Lyrically, Cyr finds Corgan delivering strong material throughout. “I’m down for bewitching chains / And cursed tower,” he sings on “Confessions of a Dopamine Addict”, “Can you feel the same? / Do the stars inked to my face / Staying once changed?” Tarot imagery abounds and the lyrics are rich in cross-references that construct a larger symbolist narrative impossible to grasp in a short week’s time. The sun also makes a recurring appearance, following Shiny Vol. 1’s use of Icarus-like imagery and songs like “Solara”. If read directly, maybe that’s a hint at Corgan adapting that tarot card’s character to his current, Phoenix-like stage persona?
And then there is In Ashes, the five-part YouTube series that re-connects with Corgan’s ambition of an animated retelling of Machina that was never finished. Aesthetically it’s eerily similar to its abandoned predecessor (maybe testing the waters for another unlikely resurrection?) and resembling Kieron Gillen and Jamie McKelvie’s work in The Wicked + The Divine, In Ashes uses the image of a dystopian future’s power outage to expand on issues of bigoted tribalism, consumerist brainwashing, and cult-like cultural tendencies. The plot takes off when a multi-racial trio encounters three racist goons, quite clearly codified. They flee and overcome the bullies, but drugs only spawn trashy variants of Disney, Star Wars and narcissistic idolatry. Imagination is occupied by mass-produced iconography of the very companies that Corgan – a mischievous anarchist at heart – always vocally opposed, while a fascistoid cult leader celebrates right around the corner. Using the cyberpunk modus as a jumping off point to delve headfirst into a mix of societal critique and middle-eastern mysticism, Corgan unites Thelema with social media Zoomer imagery and does Horus fist-bump with Anubis, adding him to the now long list of sun references in this project.
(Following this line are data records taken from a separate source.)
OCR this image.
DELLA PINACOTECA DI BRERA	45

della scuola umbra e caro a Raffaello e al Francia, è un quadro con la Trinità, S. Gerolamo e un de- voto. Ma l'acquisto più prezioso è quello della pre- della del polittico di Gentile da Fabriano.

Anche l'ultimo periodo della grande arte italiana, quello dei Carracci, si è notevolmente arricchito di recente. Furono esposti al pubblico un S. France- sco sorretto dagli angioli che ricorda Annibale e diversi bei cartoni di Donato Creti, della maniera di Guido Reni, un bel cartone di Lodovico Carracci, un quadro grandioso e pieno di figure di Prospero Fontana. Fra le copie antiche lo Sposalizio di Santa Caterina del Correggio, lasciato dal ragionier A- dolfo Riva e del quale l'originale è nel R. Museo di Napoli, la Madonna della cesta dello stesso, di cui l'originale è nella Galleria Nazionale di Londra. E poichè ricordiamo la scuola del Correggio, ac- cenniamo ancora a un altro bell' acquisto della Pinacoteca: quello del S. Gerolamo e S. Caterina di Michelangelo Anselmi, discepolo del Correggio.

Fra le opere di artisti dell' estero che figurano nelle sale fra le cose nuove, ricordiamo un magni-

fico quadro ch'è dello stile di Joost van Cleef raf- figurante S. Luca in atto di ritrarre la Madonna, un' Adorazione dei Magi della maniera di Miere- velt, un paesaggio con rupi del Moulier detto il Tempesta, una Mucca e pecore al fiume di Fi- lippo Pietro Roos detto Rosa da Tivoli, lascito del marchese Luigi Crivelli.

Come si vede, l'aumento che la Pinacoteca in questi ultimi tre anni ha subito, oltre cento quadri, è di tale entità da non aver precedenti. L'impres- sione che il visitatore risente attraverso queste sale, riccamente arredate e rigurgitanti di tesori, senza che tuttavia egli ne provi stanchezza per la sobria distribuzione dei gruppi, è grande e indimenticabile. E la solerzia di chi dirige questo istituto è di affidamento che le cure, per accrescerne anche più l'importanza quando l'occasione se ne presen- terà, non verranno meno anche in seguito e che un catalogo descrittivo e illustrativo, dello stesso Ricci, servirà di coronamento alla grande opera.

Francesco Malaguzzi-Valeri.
When taken as a whole, Cyr provides the variety and daring nature always inherent to The Smashing Pumpkins, finally resulting in the modern pop album that Corgan has always longed for, while also opening the door for new storytelling possibilities with In Ashes. The electronic approach doesn’t work for every song, and a little more humanity and ambience would have been charming, but the appeal of the whole grows as nuances reveal themselves with repeated listens. But then, Shiny Vol. 3 already looms, as does a continuation of Mellon Collie and Machina. Where this will take Corgan is hard to say. A shoegaze-centric album has long been teased, and a recent interview with Tame Impala’s Kevin Parker provokes the question of how the Australian’s production style would fit a Smashing Pumpkins record. For the first time in years, it seems like the possibilities are refreshingly endless.